“Poolside Manners” is a curious and engaging short by Ed Rankus, which features Kirstin Elliott in a series of movement studies with props. The short scenes alternate between two locations: an elegant outdoor pool, where Elliott is dressed in a blue gown (first seen in the pool, with the gown floating around her), and an empty room with sunlight streaming in through venetian blinds. Like the Judson Church school of dances from the 1960s, “Poolside Manners” concerns itself with a detailed, formalized study of bodily movement, often with a kind of deadpan humor, but contains nothing that would traditionally be called “dancing.”
In the pool scenes, Ms. Elliott is seen rollerblading around the pool’s periphery, using her hand or a long pole for momentum, rather than her legs. In another sequence, she uses a pair of rubber yellow kitchen gloves on her feet as if they were fins. The entire film is in the form of a theme and variations, in which various props and movement motifs are introduced and then varied. The camera is stationary, with Elliott often skating across the frame, and the highly formal framing of the shots give them considerable, almost classical beauty.
In the interior scenes, Elliott creates formal arrangements with a chess board, chessmen, and an aquarium filled with water. At one point, a certain chessman makes her smile, and we see a shot of Charlie Chaplin at the pool. A second piece makes her fearful, and we see Lon Chaney. A third piece fills her with longing, and we see Valentino. Apparently, the game of chess is similar to the formal possibilities inherent in film itself, where there are numerous aesthetic strategies available to the filmmaker.
In a strange coda to the film, Elliott appears to dunk her head into the water in the tank repeatedly, each time turning the water a different color or pattern. She is seen again rollerblading around the pool, holding the tank of water, causing most of it to spill. For me, this recalled the familiar idea of water as representing the realm of the unconscious and emotional, a place you can visit for short spurts, and discover all sorts of new colors.
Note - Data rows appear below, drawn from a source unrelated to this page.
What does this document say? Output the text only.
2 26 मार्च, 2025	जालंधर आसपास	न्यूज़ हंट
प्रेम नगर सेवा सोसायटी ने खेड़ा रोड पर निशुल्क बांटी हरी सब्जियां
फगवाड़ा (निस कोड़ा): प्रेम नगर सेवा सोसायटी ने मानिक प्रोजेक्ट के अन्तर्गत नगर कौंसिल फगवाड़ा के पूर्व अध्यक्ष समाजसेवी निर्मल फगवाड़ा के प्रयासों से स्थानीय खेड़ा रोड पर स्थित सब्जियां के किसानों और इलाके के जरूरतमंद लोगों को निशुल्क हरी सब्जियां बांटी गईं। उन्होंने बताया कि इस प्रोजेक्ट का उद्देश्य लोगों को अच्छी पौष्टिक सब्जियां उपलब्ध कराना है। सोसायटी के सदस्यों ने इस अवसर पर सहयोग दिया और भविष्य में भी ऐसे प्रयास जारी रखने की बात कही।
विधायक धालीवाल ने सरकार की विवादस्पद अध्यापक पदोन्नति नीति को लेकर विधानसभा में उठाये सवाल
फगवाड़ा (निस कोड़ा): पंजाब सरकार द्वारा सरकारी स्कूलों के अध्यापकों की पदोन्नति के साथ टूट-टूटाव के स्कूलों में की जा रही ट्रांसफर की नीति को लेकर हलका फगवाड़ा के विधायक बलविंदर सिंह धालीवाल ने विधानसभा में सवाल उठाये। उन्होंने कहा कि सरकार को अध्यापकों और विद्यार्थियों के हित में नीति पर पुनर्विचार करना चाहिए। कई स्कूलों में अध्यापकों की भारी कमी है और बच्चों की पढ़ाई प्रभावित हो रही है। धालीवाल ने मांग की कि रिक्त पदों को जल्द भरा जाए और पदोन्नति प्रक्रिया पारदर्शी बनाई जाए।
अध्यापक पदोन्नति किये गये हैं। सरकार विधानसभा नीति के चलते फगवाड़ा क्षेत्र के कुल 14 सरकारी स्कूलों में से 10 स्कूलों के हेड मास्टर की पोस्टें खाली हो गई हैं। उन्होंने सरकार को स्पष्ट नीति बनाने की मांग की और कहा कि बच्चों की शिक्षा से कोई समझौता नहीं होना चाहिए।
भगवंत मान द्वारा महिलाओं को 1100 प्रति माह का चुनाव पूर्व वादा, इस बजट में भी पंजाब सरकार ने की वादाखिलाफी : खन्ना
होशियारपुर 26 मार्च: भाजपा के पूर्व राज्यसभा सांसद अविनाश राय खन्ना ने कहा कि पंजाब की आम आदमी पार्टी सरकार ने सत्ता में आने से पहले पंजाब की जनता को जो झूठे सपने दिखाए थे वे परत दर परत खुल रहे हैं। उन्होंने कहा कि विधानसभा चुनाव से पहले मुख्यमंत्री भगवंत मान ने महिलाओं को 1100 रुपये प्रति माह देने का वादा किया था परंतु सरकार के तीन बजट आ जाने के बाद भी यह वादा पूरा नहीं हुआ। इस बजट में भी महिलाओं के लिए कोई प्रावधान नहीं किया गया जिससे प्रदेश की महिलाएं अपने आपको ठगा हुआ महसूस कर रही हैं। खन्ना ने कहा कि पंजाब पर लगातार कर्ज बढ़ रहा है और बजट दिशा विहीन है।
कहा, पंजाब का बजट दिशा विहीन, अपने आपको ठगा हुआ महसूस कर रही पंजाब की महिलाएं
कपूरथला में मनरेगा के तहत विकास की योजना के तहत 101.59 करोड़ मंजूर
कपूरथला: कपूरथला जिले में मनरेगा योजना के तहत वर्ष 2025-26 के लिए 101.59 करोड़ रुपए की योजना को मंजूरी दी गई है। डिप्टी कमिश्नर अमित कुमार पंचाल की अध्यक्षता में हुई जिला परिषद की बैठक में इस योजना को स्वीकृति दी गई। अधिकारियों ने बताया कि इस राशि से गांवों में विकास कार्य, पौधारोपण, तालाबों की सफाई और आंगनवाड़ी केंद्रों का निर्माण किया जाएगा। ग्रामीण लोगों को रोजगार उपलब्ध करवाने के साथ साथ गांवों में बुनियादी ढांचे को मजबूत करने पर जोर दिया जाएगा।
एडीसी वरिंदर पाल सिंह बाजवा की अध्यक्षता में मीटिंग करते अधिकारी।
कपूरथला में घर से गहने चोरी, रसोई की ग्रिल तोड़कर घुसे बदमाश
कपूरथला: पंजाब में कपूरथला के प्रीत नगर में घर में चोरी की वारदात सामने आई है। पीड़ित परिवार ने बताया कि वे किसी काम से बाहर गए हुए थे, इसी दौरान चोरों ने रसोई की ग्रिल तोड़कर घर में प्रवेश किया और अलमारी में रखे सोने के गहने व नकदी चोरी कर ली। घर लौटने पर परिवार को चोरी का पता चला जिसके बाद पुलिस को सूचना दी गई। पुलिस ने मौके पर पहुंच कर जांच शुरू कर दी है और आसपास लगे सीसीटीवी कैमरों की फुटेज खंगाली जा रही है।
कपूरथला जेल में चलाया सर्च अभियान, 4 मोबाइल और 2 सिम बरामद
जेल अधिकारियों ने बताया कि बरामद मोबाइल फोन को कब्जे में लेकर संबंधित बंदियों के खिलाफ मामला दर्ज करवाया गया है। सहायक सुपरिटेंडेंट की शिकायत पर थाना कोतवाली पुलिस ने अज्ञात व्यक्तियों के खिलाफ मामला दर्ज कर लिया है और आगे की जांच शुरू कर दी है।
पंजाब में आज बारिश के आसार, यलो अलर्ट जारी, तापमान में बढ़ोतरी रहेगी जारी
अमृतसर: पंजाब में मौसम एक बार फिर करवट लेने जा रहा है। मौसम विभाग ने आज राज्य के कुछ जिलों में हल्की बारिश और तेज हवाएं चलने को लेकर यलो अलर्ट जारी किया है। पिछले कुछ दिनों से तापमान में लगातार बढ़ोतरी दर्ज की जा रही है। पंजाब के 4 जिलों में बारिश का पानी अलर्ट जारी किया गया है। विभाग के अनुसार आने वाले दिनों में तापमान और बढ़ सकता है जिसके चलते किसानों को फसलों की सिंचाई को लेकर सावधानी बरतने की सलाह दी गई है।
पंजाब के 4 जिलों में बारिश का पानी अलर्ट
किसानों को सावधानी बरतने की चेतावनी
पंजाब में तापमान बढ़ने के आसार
But try to contain and control that world, and it always gets away from you.
“Poolside Manners” can also be thought of as a kind of formalized physical comedy of manners, but without the humor. Many of Elliott’s antics with the props have the form of comic pratfalls, but are performed much more slowly and seriously, rendering them as formal objects of study. In the end, I experienced the film as a set of variations on related themes, ideas, and physical experiences. Since these variations are rendered with beautiful clarity and taste, the film itself becomes a unique object of beauty.